Complementary and Alternative Medicine: Part II: Paying for Complementary Health Care

Complementary and Alternative Medicine

Part II: Paying for Complementary Health Care

By Evelyn Cunico, M.A., M.S.

Posted August 18, 2014

If you are considering using complementary and alternative medicine (CAM), such as, acupuncture, herbal supplements, meditation, or other diverse medical and health care practices and products that are not part of conventional medicine, you may have questions about payment.

Americans spent an estimated $33.9 billion out-of-pocket on CAM over the previous 12 months, according to the 2007 National Health Interview Survey (NHIS). The survey showed that CAM accounts for approximately one and one-half percent of total health care expenditures, and more than eleven percent of total out-of-pocket expenditures on health care in the United States.

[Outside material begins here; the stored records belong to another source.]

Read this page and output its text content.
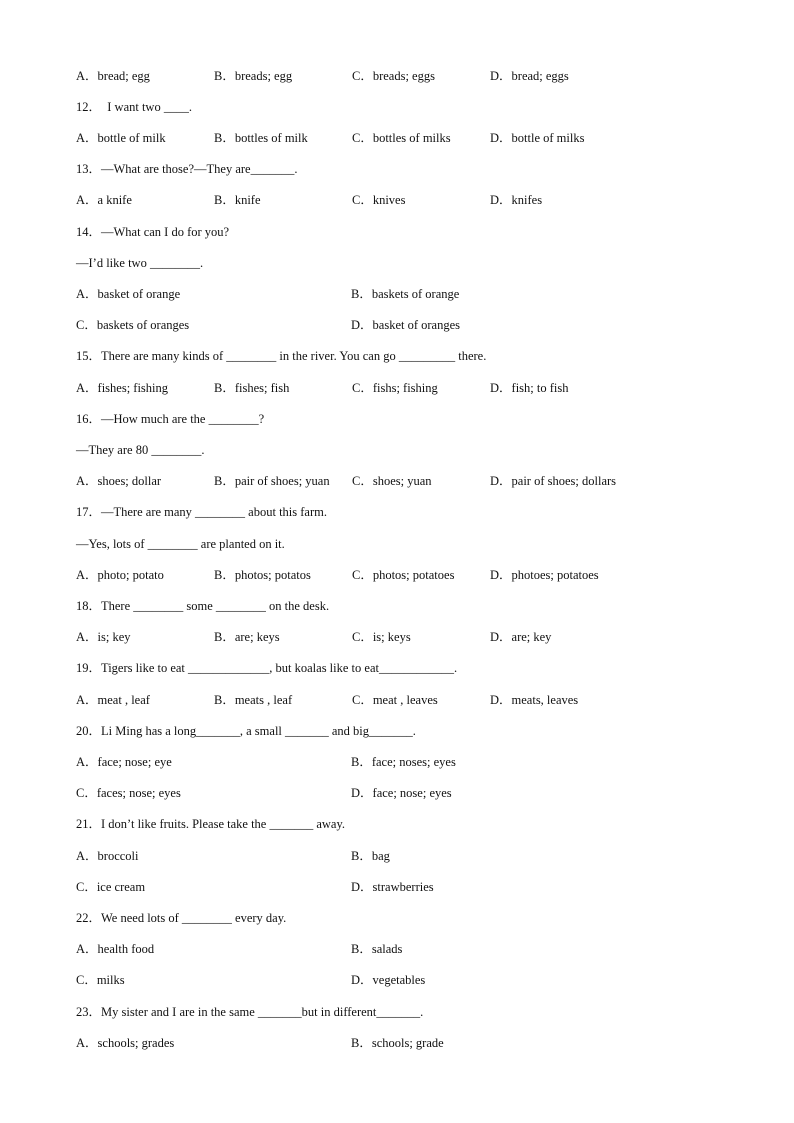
A．bread; egg	B．breads; egg	C．breads; eggs	D．bread; eggs
12．　I want two ____.
A．bottle of milk	B．bottles of milk	C．bottles of milks	D．bottle of milks
13．—What are those?—They are_______.
A．a knife	B．knife	C．knives	D．knifes
14．—What can I do for you?
—I’d like two ________.
A．basket of orange	B．baskets of orange
C．baskets of oranges	D．basket of oranges
15．There are many kinds of ________ in the river. You can go _________ there.
A．fishes; fishing	B．fishes; fish	C．fishs; fishing	D．fish; to fish
16．—How much are the ________?
—They are 80 ________.
A．shoes; dollar	B．pair of shoes; yuan C．shoes; yuan	D．pair of shoes; dollars
17．—There are many ________ about this farm.
—Yes, lots of ________ are planted on it.
A．photo; potato	B．photos; potatos	C．photos; potatoes	D．photoes; potatoes
18．There ________ some ________ on the desk.
A．is; key	B．are; keys	C．is; keys	D．are; key
19．Tigers like to eat _____________, but koalas like to eat____________.
A．meat , leaf	B．meats , leaf	C．meat , leaves	D．meats, leaves
20．Li Ming has a long_______, a small _______ and big_______.
A．face; nose; eye	B．face; noses; eyes
C．faces; nose; eyes	D．face; nose; eyes
21．I don’t like fruits. Please take the _______ away.
A．broccoli	B．bag
C．ice cream	D．strawberries
22．We need lots of ________ every day.
A．health food	B．salads
C．milks	D．vegetables
23．My sister and I are in the same _______but in different_______.
A．schools; grades	B．schools; grade
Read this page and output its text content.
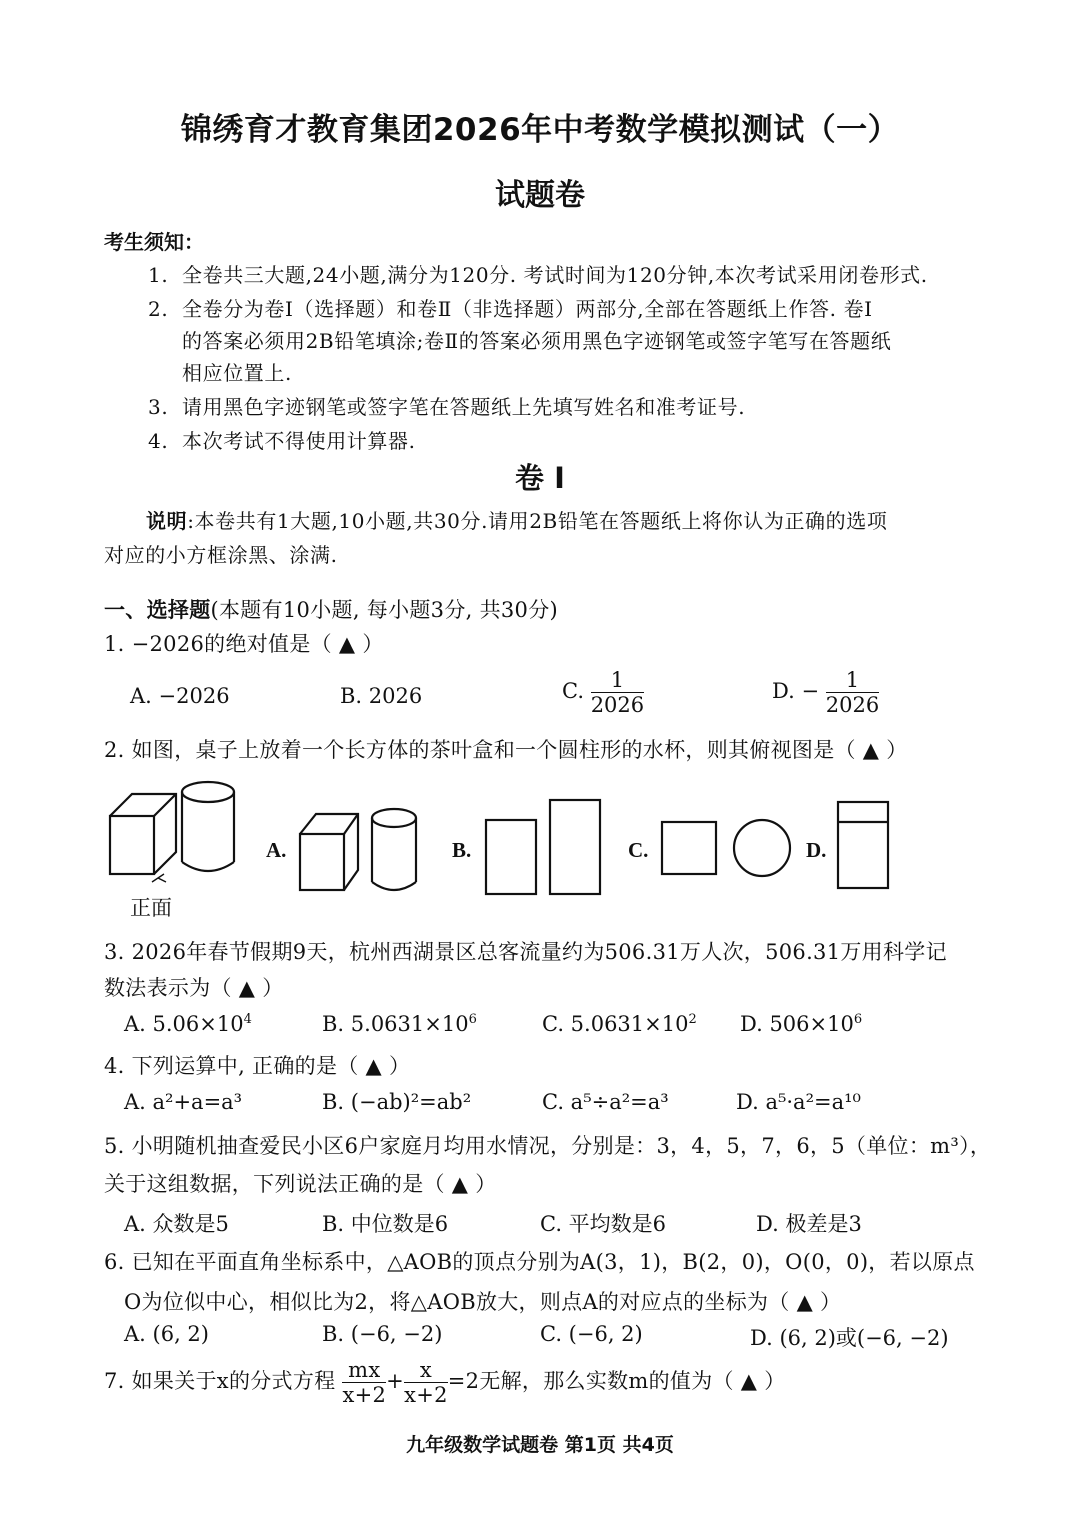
锦绣育才教育集团2026年中考数学模拟测试（一）
试题卷
考生须知：
1. 全卷共三大题,24小题,满分为120分. 考试时间为120分钟,本次考试采用闭卷形式.
2. 全卷分为卷Ⅰ（选择题）和卷Ⅱ（非选择题）两部分,全部在答题纸上作答. 卷Ⅰ
的答案必须用2B铅笔填涂;卷Ⅱ的答案必须用黑色字迹钢笔或签字笔写在答题纸
相应位置上.
3. 请用黑色字迹钢笔或签字笔在答题纸上先填写姓名和准考证号.
4. 本次考试不得使用计算器.
卷 Ⅰ
说明:本卷共有1大题,10小题,共30分.请用2B铅笔在答题纸上将你认为正确的选项
对应的小方框涂黑、涂满.
一、选择题(本题有10小题, 每小题3分, 共30分)
1. −2026的绝对值是（ ▲ ）
A. −2026	B. 2026	C. $\frac{1}{2026}$	D. − $\frac{1}{2026}$
2. 如图，桌子上放着一个长方体的茶叶盒和一个圆柱形的水杯，则其俯视图是（ ▲ ）
正面
A.	B.	C.	D.
3. 2026年春节假期9天，杭州西湖景区总客流量约为506.31万人次，506.31万用科学记
数法表示为（ ▲ ）
A. $5.06\times 10^4$	B. $5.0631\times 10^6$	C. $5.0631\times 10^2$ D. $506\times 10^6$
4. 下列运算中, 正确的是（ ▲ ）
A. a²+a=a³	B. (−ab)²=ab²	C. a⁵÷a²=a³	D. a⁵·a²=a¹⁰
5. 小明随机抽查爱民小区6户家庭月均用水情况，分别是：3，4，5，7，6，5（单位：m³），
关于这组数据，下列说法正确的是（ ▲ ）
A. 众数是5	B. 中位数是6	C. 平均数是6	D. 极差是3
6. 已知在平面直角坐标系中，△AOB的顶点分别为A(3，1)，B(2，0)，O(0，0)，若以原点
O为位似中心，相似比为2，将△AOB放大，则点A的对应点的坐标为（ ▲ ）
A. (6, 2)	B. (−6, −2)	C. (−6, 2)	D. (6, 2)或(−6, −2)
7. 如果关于x的分式方程 $\frac{mx}{x+2} + \frac{x}{x+2} =2$无解，那么实数m的值为（ ▲ ）
九年级数学试题卷 第1页 共4页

The NHIS is an annual survey in which thousands of Americans are interviewed about their health-related and illness-related experiences. The 2007 survey included a CAM component. According to data from the 2007 NHIS, approximately 38 percent of adults use some form of CAM for health and wellness or to treat a variety of diseases and conditions.

The CAM component of the NHIS was developed by the National Institutes of Health (NIH) National Center for Complementary and Alternative Medicine (NCCAM) and the National Center for Health Statistics (NCHS) part of the Centers for Disease Control and Prevention (CDC).

The NCCAM has developed a Fact Sheet, entitled, “Paying for Complementary Health Approaches.” See the Fact Sheet for the following questions and for more information.

 Questions to Ask Your Insurance Provider about Payment

  • Does my health plan cover this complementary approach, for my health condition?
  • Does this complementary approach need to be preauthorized or preapproved?
  • Do I need a referral?
  • Do I have to see a practitioner in your network to be covered?
  • Do I have any coverage if I go out-of-network?
  • Are there any limits and requirements – for example, on the number of visits or the amount you will pay?
  • How much do I have to pay out-of-pocket?

 

Questions to Ask Your Complementary Health Practitioners about Payment

Costs

  • What does the first appointment cost?
  • What do follow-up appointments cost?
  • How many appointments am I likely to need?
  • Are there any additional costs (for example, tests, equipment, supplements)?

Insurance

  • Do you accept my insurance plan?
  • What has been your experience with my plan’s coverage, for people with my condition?
  • Do I file the claims, or do you take care of that?

 

Insurance Coverage for Complementary Health Approaches

The NCCAM cautions that insurance coverage of complementary health approaches is complex and confusing. Coverage may vary greatly, depending on state laws, regulations, and differences among specific insurance plans. If you are considering a complementary approach, and you are wondering whether your health insurance will cover it, asking your health insurance provider questions is a good way to start.

A disclaimer: The information presented in this blog should not replace the medical advice of your doctor. You should not use this information to diagnose or treat any disease without first consulting with your medical doctor or other healthcare provider.

References

 Nahin RL, Barnes PM, Stussman BJ, and Bloom B. “Costs of Complementary and Alternative Medicine (CAM) and Frequency of Visits to CAM Practitioners: United States, 2007.”  National Health Statistics Reports (number 18). Hyattsville, MD: National Center for Health Statistics. 2009.
(Accessed 15 August 2014)

 National Institutes of Health. National Center for Complementary and Alternative Medicine (NCCAM). “Americans Spent $33.9 Billion Out-of-Pocket on Complementary and Alternative Medicine.”
(Accessed 27 July 2014)

 National Institutes of Health. National Center for Complementary and Alternative Medicine (NCCAM). “NCCAM Clearinghouse.”
(Accessed 17 August 2014)

 National Institutes of Health. National Center for Complementary and Alternative Medicine (NCCAM). “Paying for Complementary Health Approaches.”
(Accessed 28 July 2014)

 National Institutes of Health. National Center for Complementary and Alternative Medicine (NCCAM). “Statistics on Complementary and Alternative Medicine National Health Interview Survey.”
(Accessed 17 August 2014)

 National Institutes of Health. National Center for Complementary and Alternative Medicine (NCCAM). “The Use of Complementary and Alternative Medicine in the United States: Cost Data.”